Boylan E S, Calhoon R E
Cancer Res. 1983 Oct;43(10):4879-84.
Aspects of the development, morphology, and estrogen binding capacity of mammary tumors in rats exposed prenatally to the synthetic estrogen, diethylstilbestrol (DES), and treated postnatally with 7,12-dimethylbenz(a)anthracene (DMBA) were analyzed as part of a project aimed at understanding the effects of transplacental exposure to DES on estrogen-sensitive tissues. Pregnant Sprague-Dawley rats were given injections of DES (total dose, 1.2 micrograms) or vehicle alone on Days 15 and 18 of gestation. All female offspring were given gastric intubations of DMBA, either a single 10-mg dose on Day 50 or two doses (10 mg each) on Days 50 and 57. Among rats treated postnatally with 10 mg of DMBA, the DES-exposed group had a significantly greater incidence of palpable mammary tumors than did the vehicle-exposed controls. In addition, there was an earlier time of appearance of palpable tumors in the DES-exposed group. When the data from rats treated postnatally with two 10-mg doses of DMBA were analyzed, there were no significant differences in palpable mammary tumor incidence or tumor latency between the DES-exposed and vehicle-exposed groups. When the pathology of the mammary tumors produced in rats treated with 10 mg of DMBA was analyzed, the DES-exposed group had a significantly higher proportion of benign tumors (fibroadenoma, adenoma, lobular hyperplasia) than adenocarcinomata compared to vehicle-exposed controls. Both exposure groups had similar numbers of nonpalpable mammary lesions discovered at necropsy. Estrogen binding capacities of representative adenocarcinomata did not differ significantly between the two prenatal exposure groups treated postnatally with 10 mg of DMBA. These results demonstrate the importance of the dose of the challenge carcinogen in revealing the effects of transplacental drug exposure and may have special significance for women who were exposed to DES in utero.

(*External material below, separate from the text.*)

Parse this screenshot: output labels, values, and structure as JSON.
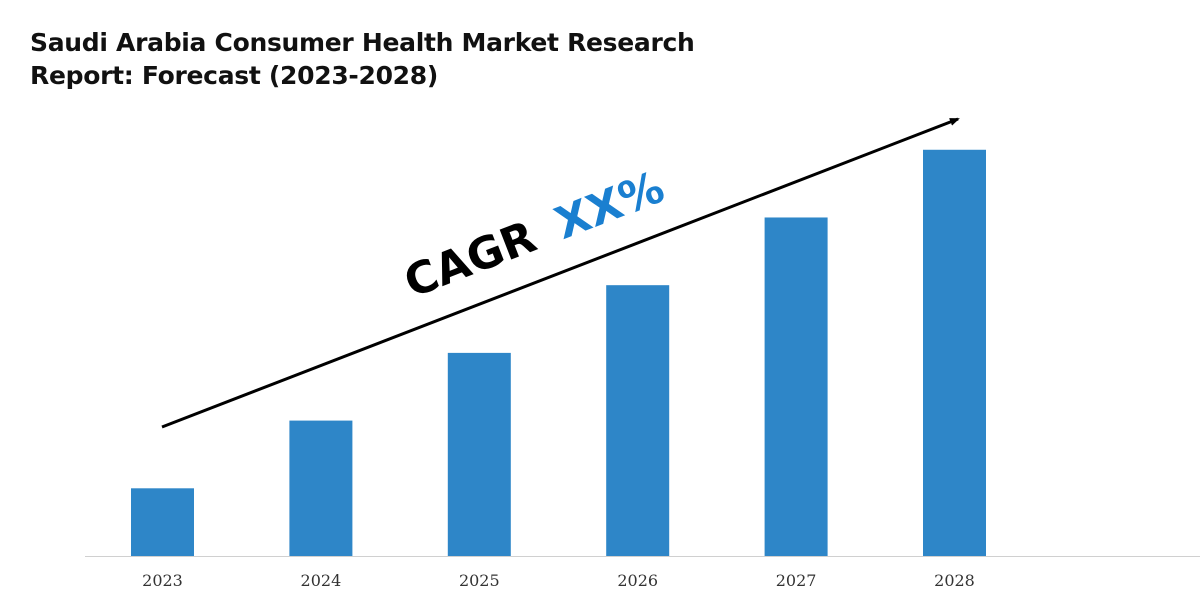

作为一项旨在了解经胎盘暴露于己烯雌酚(DES)对雌激素敏感组织影响的研究项目的一部分,对产前暴露于合成雌激素己烯雌酚(DES)且产后用7,12 - 二甲基苯并(a)蒽(DMBA)处理的大鼠乳腺肿瘤的发育、形态和雌激素结合能力进行了分析。在妊娠第15天和第18天,给怀孕的斯普拉格 - 道利大鼠注射DES(总剂量1.2微克)或仅注射赋形剂。所有雌性后代在第50天接受DMBA胃插管,要么单次注射10毫克剂量,要么在第50天和第57天各注射10毫克剂量。在产后用10毫克DMBA处理的大鼠中,DES暴露组可触及乳腺肿瘤的发生率显著高于赋形剂暴露对照组。此外,DES暴露组可触及肿瘤出现的时间更早。当分析产后用两次10毫克剂量DMBA处理的大鼠数据时,DES暴露组和赋形剂暴露组在可触及乳腺肿瘤发生率或肿瘤潜伏期方面无显著差异。当分析用10毫克DMBA处理的大鼠所产生的乳腺肿瘤的病理时,与赋形剂暴露对照组相比,DES暴露组良性肿瘤(纤维腺瘤、腺瘤、小叶增生)的比例显著高于腺癌。两个暴露组在尸检时发现的不可触及乳腺病变数量相似。在产后用10毫克DMBA处理的两个产前暴露组中,代表性腺癌的雌激素结合能力无显著差异。这些结果表明了激发致癌物剂量在揭示经胎盘药物暴露影响方面的重要性,可能对子宫内暴露于DES的女性具有特殊意义。